Glenn L. Martin was too excited to wait any longer. He knew he had built the most advanced bomber the world had ever seen, the MB-1, and was itching to show it off to the U.S. government.
So in September 1918, two weeks before military officials expected him, he climbed aboard his new bomber and settled in as his pilot, Eric Springer, took off for McCook Field in Dayton, Ohio.
But when the massive aircraft safely set down at McCook, everyone on the plane was immediately arrested. The war in Europe had set the guards on edge. Not only was the bomber’s arrival unscheduled, no one on the ground had ever seen an aircraft quite like it: a hulking 10,000-pound wood-framed biplane with a dramatic 72-foot wingspan. Amidst the chaos, Martin convinced the guards that this was the plane their commanders had ordered.

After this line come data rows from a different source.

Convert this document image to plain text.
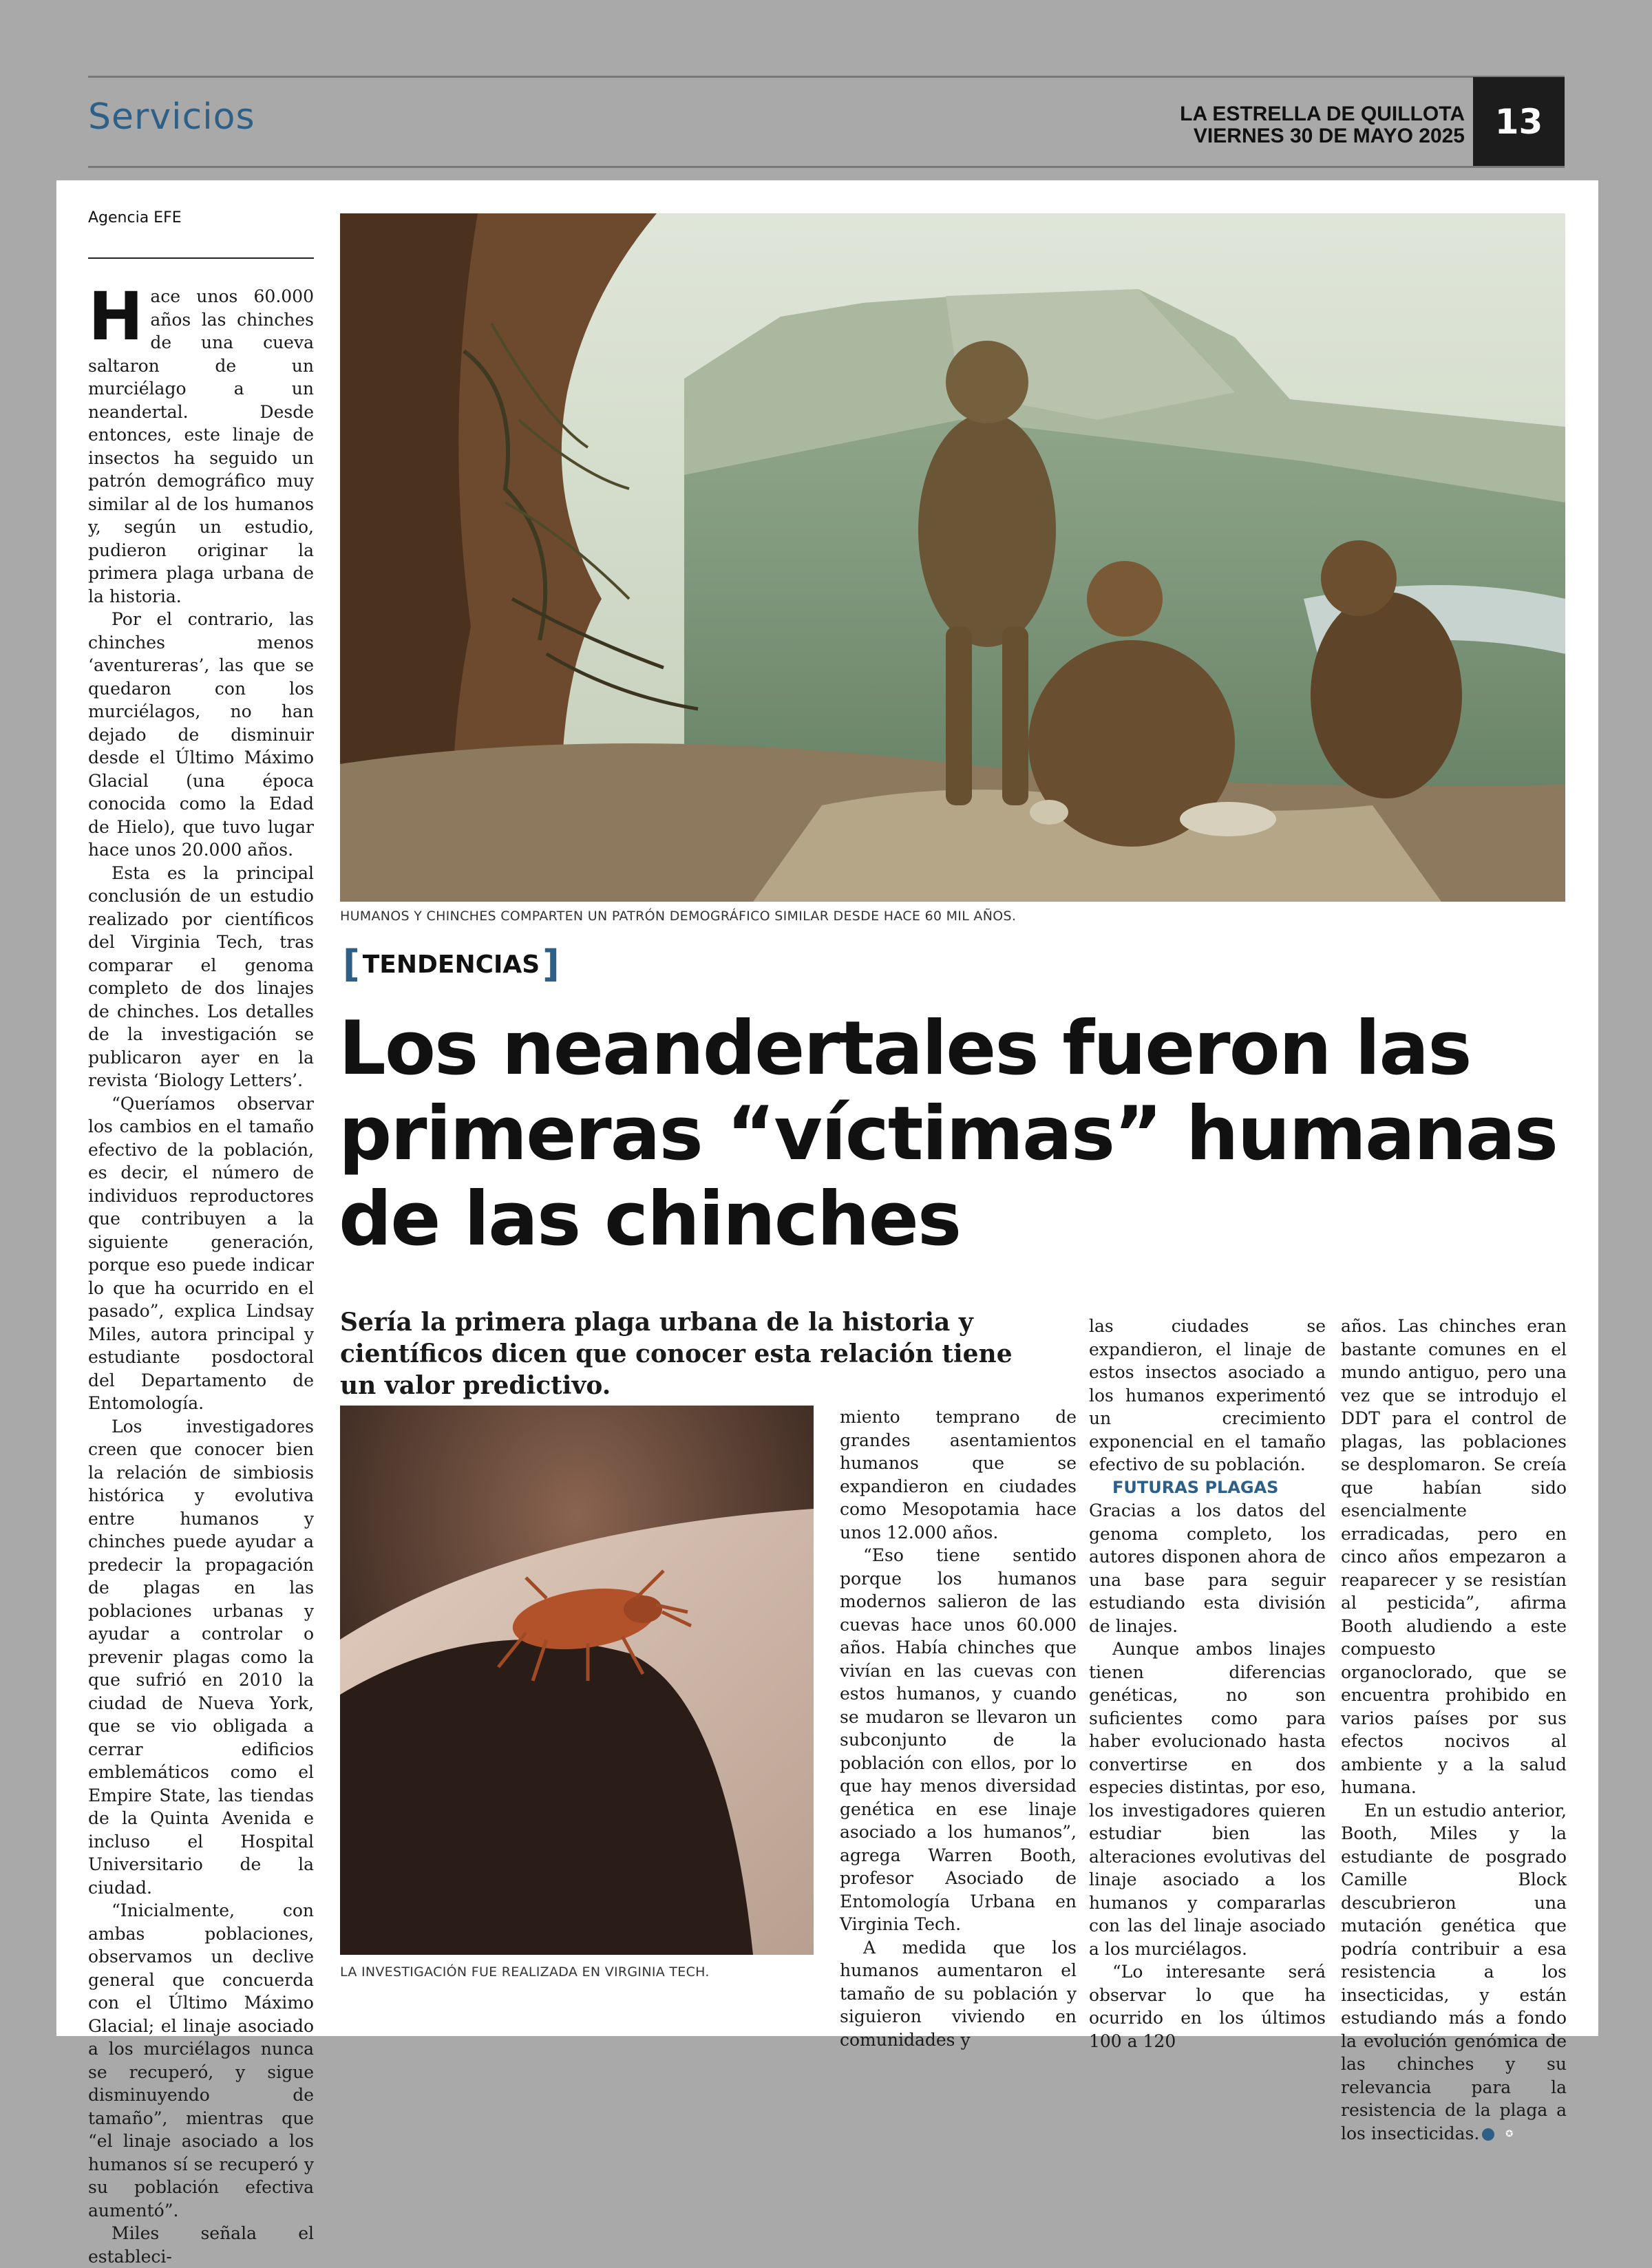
Servicios	LA ESTRELLA DE QUILLOTA
VIERNES 30 DE MAYO 2025 13
Agencia EFE

Hace unos 60.000 años las chinches de una cueva saltaron de un murciélago a un neandertal. Desde entonces, este linaje de insectos ha seguido un patrón demográfico muy similar al de los humanos y, según un estudio, pudieron originar la primera plaga urbana de la historia.

Por el contrario, las chinches menos ‘aventureras’, las que se quedaron con los murciélagos, no han dejado de disminuir desde el Último Máximo Glacial (una época conocida como la Edad de Hielo), que tuvo lugar hace unos 20.000 años.

Esta es la principal conclusión de un estudio realizado por científicos del Virginia Tech, tras comparar el genoma completo de dos linajes de chinches. Los detalles de la investigación se publicaron ayer en la revista ‘Biology Letters’.

“Queríamos observar los cambios en el tamaño efectivo de la población, es decir, el número de individuos reproductores que contribuyen a la siguiente generación, porque eso puede indicar lo que ha ocurrido en el pasado”, explica Lindsay Miles, autora principal y estudiante posdoctoral del Departamento de Entomología.

Los investigadores creen que conocer bien la relación de simbiosis histórica y evolutiva entre humanos y chinches puede ayudar a predecir la propagación de plagas en las poblaciones urbanas y ayudar a controlar o prevenir plagas como la que sufrió en 2010 la ciudad de Nueva York, que se vio obligada a cerrar edificios emblemáticos como el Empire State, las tiendas de la Quinta Avenida e incluso el Hospital Universitario de la ciudad.

“Inicialmente, con ambas poblaciones, observamos un declive general que concuerda con el Último Máximo Glacial; el linaje asociado a los murciélagos nunca se recuperó, y sigue disminuyendo de tamaño”, mientras que “el linaje asociado a los humanos sí se recuperó y su población efectiva aumentó”.

Miles señala el estableci-

HUMANOS Y CHINCHES COMPARTEN UN PATRÓN DEMOGRÁFICO SIMILAR DESDE HACE 60 MIL AÑOS.
[ TENDENCIAS ]
Los neandertales fueron las primeras “víctimas” humanas de las chinches
Sería la primera plaga urbana de la historia y científicos dicen que conocer esta relación tiene un valor predictivo.
LA INVESTIGACIÓN FUE REALIZADA EN VIRGINIA TECH.

miento temprano de grandes asentamientos humanos que se expandieron en ciudades como Mesopotamia hace unos 12.000 años.

“Eso tiene sentido porque los humanos modernos salieron de las cuevas hace unos 60.000 años. Había chinches que vivían en las cuevas con estos humanos, y cuando se mudaron se llevaron un subconjunto de la población con ellos, por lo que hay menos diversidad genética en ese linaje asociado a los humanos”, agrega Warren Booth, profesor Asociado de Entomología Urbana en Virginia Tech.

A medida que los humanos aumentaron el tamaño de su población y siguieron viviendo en comunidades y

las ciudades se expandieron, el linaje de estos insectos asociado a los humanos experimentó un crecimiento exponencial en el tamaño efectivo de su población.

FUTURAS PLAGAS

Gracias a los datos del genoma completo, los autores disponen ahora de una base para seguir estudiando esta división de linajes.

Aunque ambos linajes tienen diferencias genéticas, no son suficientes como para haber evolucionado hasta convertirse en dos especies distintas, por eso, los investigadores quieren estudiar bien las alteraciones evolutivas del linaje asociado a los humanos y compararlas con las del linaje asociado a los murciélagos.

“Lo interesante será observar lo que ha ocurrido en los últimos 100 a 120

años. Las chinches eran bastante comunes en el mundo antiguo, pero una vez que se introdujo el DDT para el control de plagas, las poblaciones se desplomaron. Se creía que habían sido esencialmente erradicadas, pero en cinco años empezaron a reaparecer y se resistían al pesticida”, afirma Booth aludiendo a este compuesto organoclorado, que se encuentra prohibido en varios países por sus efectos nocivos al ambiente y a la salud humana.

En un estudio anterior, Booth, Miles y la estudiante de posgrado Camille Block descubrieron una mutación genética que podría contribuir a esa resistencia a los insecticidas, y están estudiando más a fondo la evolución genómica de las chinches y su relevancia para la resistencia de la plaga a los insecticidas.	✪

Capt.Rudolph “Shorty” Schroeder, an ace military pilot, was dispatched to take the MB-1 up for a test flight. An hour later, after challenging it to every aerial test he could conceive, Schroeder returned with nothing but praise. The MB-1 became the first American-designed and built bomber purchased by the U.S. Army.
The Battleship Bomber
Washington’s initial order of 50 MB-1s was cut back to just 10 by war’s end, forcing Martin to field small orders from the U.S. Post Office and Navy. As it did, engineers began work on a redesign of the MB-1, which sacrificed speed and handling for the ability to carry a heavy bomb load.
Impressed, the Army placed an order for Martin’s more powerful bomber, the MB-2, in June 1920. But critics remained skeptical of the efficacy of aerial bombing, questioning whether an aircraft could drop a bomb large enough to damage naval vessels.

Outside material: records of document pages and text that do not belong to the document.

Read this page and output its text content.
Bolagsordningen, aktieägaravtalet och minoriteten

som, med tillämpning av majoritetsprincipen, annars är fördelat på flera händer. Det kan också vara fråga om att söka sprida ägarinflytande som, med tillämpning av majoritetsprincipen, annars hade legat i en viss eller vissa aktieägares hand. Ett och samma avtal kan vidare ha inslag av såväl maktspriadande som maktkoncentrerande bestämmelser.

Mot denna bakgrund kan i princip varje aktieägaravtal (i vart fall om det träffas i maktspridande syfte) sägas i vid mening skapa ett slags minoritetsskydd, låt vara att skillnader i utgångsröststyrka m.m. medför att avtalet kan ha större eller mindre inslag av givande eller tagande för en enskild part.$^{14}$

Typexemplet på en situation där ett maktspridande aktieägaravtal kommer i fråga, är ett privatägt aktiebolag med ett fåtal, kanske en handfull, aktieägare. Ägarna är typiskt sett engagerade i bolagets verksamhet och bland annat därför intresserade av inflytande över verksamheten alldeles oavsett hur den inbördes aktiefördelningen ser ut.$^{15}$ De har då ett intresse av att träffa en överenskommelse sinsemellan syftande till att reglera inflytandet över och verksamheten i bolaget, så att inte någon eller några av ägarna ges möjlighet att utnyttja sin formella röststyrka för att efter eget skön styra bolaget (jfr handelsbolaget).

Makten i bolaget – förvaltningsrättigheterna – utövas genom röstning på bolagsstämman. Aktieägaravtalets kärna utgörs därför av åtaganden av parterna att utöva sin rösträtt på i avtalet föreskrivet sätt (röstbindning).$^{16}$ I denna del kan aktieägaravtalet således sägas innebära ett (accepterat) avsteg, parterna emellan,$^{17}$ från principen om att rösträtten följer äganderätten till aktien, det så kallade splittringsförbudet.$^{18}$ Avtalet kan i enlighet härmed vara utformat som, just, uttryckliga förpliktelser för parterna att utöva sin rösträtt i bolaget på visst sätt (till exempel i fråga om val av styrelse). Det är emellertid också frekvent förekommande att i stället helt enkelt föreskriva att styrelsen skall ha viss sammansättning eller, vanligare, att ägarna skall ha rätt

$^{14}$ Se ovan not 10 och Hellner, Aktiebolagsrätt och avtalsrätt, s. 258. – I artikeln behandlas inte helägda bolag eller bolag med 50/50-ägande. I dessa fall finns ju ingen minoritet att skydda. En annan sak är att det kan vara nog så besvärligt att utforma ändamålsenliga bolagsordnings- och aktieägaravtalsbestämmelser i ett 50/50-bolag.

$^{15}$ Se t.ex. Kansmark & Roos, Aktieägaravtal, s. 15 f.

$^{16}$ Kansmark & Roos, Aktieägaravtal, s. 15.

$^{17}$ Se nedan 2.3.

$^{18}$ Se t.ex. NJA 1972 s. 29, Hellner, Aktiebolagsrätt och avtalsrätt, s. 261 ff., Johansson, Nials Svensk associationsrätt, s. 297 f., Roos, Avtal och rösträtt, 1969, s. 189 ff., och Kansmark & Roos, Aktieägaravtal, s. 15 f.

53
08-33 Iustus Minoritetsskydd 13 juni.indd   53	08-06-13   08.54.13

To prove the concept in 1921, air power’s greatest champion, Brig. Gen. William “Billy” Mitchell, selected Martin’s MB-2 as his aircraft of choice.
Anchored off the Virginia coast, four ships, including a huge captured German battleship from World War I that was considered unsinkable, were positioned for an aerial bombardment.

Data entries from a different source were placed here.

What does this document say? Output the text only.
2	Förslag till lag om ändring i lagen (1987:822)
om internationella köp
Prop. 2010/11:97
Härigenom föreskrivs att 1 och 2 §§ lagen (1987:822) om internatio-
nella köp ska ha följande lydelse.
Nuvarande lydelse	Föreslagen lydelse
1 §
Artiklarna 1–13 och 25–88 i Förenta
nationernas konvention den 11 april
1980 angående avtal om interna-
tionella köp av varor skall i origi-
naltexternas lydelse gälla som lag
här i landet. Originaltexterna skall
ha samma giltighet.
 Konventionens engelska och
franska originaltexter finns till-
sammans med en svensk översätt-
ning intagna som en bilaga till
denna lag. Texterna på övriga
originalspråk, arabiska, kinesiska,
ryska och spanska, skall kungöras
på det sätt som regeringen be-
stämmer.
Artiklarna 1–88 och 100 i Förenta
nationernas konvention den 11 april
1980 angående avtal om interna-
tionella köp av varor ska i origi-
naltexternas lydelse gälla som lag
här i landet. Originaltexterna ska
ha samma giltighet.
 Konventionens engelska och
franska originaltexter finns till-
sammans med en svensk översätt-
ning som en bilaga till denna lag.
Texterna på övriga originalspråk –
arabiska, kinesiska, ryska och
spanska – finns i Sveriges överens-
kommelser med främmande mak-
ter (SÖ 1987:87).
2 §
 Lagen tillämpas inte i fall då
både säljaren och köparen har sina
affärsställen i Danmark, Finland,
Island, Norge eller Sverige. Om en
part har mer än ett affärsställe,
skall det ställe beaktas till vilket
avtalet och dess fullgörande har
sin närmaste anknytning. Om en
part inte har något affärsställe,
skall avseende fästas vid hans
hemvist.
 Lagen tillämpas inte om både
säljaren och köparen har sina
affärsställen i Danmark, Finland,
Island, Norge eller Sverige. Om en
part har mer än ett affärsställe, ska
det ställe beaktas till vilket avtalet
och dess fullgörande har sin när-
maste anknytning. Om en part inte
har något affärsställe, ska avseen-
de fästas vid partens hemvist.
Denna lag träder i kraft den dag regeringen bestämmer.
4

Early runs easily sank the smaller ships in minutes, including a German submarine, but Mitchell offered one more display of the MB-2’s unprecedented ability. Seven MB-2s specially outfitted to carry newly developed 2,000-pound bombs, showered the massive German battleship Ostfriedland, dispatching it to the bottom of the Atlantic Ocean in just 21 minutes and 30 seconds.
In response, Major General Clarence C. Williams, the Army’s chief of ordinance, declared, “A bomb that was fired today will be heard around the world.” It was said that the U. S. Navy admirals watching the test wept after the battleship disappeared beneath the waves. A mere airplane had sunk a capital ship.